Has Access to Government Data Given China’s AI Firms an Innovation Edge? [ 3 min read ]

Insights

  • Developing AI technology is data intensive. Access to government-collected data allows China’s facial recognition AI firms to innovate more in both government and commercial applications.
  • Access to government data helped China’s firms become global leaders in commercial facial recognition technologies.
  • Access to government-collected data could shape the development of AI across a variety of other important domains like healthcare, education, and basic science.

 

Source Publication: Martin Beraja, David Y. Yang, and Noam Yuchtman (2021). Data-intensive Innovation and the State: Evidence from AI Firms in China.  National Bureau of Economic Research (NBER).

China’s firms have emerged as global frontrunners in developing artificial intelligence and machine learning (AI) technologies. Developing AI technology is data intensive. By contracting with the state, China’s AI firms have access to government-collected data that surpasses in scale and scope data collected by private firms alone. Has this access to government-collected data given China’s AI firms an innovation edge? Using a newly constructed dataset of China’s facial recognition AI firms that contracted with public security agencies, researchers estimated the impact of access to government data on commercial AI innovation.

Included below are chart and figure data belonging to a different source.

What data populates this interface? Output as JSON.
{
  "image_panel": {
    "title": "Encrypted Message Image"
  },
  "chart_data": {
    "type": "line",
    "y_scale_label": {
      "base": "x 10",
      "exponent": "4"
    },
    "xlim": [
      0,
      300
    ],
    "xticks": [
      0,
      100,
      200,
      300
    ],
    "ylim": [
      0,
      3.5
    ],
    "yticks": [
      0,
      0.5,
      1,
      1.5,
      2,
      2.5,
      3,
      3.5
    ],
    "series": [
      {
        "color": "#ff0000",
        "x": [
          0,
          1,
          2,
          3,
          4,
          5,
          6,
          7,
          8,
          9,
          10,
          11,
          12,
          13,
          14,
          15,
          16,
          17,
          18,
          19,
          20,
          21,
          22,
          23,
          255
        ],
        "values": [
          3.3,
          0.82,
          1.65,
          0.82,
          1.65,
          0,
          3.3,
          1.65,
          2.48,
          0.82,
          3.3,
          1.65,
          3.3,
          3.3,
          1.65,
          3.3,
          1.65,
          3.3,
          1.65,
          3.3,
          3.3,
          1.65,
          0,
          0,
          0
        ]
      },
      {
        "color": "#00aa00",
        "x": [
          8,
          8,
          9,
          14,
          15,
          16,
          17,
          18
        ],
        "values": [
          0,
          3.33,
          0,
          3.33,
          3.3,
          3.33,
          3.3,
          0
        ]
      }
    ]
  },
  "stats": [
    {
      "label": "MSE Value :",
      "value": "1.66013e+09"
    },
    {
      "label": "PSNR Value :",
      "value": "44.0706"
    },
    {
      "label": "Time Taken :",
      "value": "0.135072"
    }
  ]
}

Measures of China’s AI development since 2014

ai_fig_1


 

The data. Researchers first identified virtually all of the nearly 8,000 facial recognition AI firms in China by using information from Tianyancha and Pitchbook databases. Of these, they identified 1,095 firms that had received at least one public security contract between 2013 and 2019 by connecting firm-level data with procurement contracts included in China’s Ministry of Finance’s Government Procurement Database.

Researchers then categorized each contract as either data-rich or data-scarce depending on the quantity of local high-resolution surveillance cameras that provided footage to the firm. This data could be used to train facial recognition AI algorithms to be accurate — valuable for both government and commercial applications.

Using software registration records from China’s Ministry of Industry and Information Technology, researchers then compared the release rate and intended use (i.e., for commercial or government applications) of major software innovations by facial recognition AI firms that received either data-rich or data-scarce contracts.

More data produces more innovation. While both data-scarce and data-rich contracts positively affected firms’ software innovation, the receipt of data-rich contracts benefited firms to a larger degree. The researchers found that firms that received data-rich public security contracts generated 2.9 (51.9%) more government software products over a period of three years than firms that received data-scarce contracts. Furthermore, they found that access to government data also stimulated commercial software innovation. Firms that received data-rich public security contracts generated around 1.9 additional commercial software products over a period of three years after the contract, representing an increase in commercial software production of 20.2% relative to the pre-contract level.


Facial recognition AI software development resulting from government contracts

fig2_upd_comm

fig2_upd_gov


 

Innovation gains shareable across sectors. The increase in commercial software production took place despite firms needing to allocate their resources to increasing government software production as part of the contracts they receive. The evidence suggests that access to government data spills over to fuel AI innovation in both government and commercial sectors, overcoming the “crowding out” of resources that might occur when firms serve the state.

Government-collected data as innovation policy? These findings suggest that the provision of government data to China’s AI firms servicing the state contributed to their rise as global leaders in facial recognition technologies in the commercial realm. More generally, the findings highlighted here could apply to a range of other important domains where government data is predominant — geospatial and health data being two salient examples. This implies that states’ AI procurement and data provision can act as innovation policies that, intentionally or not, could shape the development of AI in certain sectors.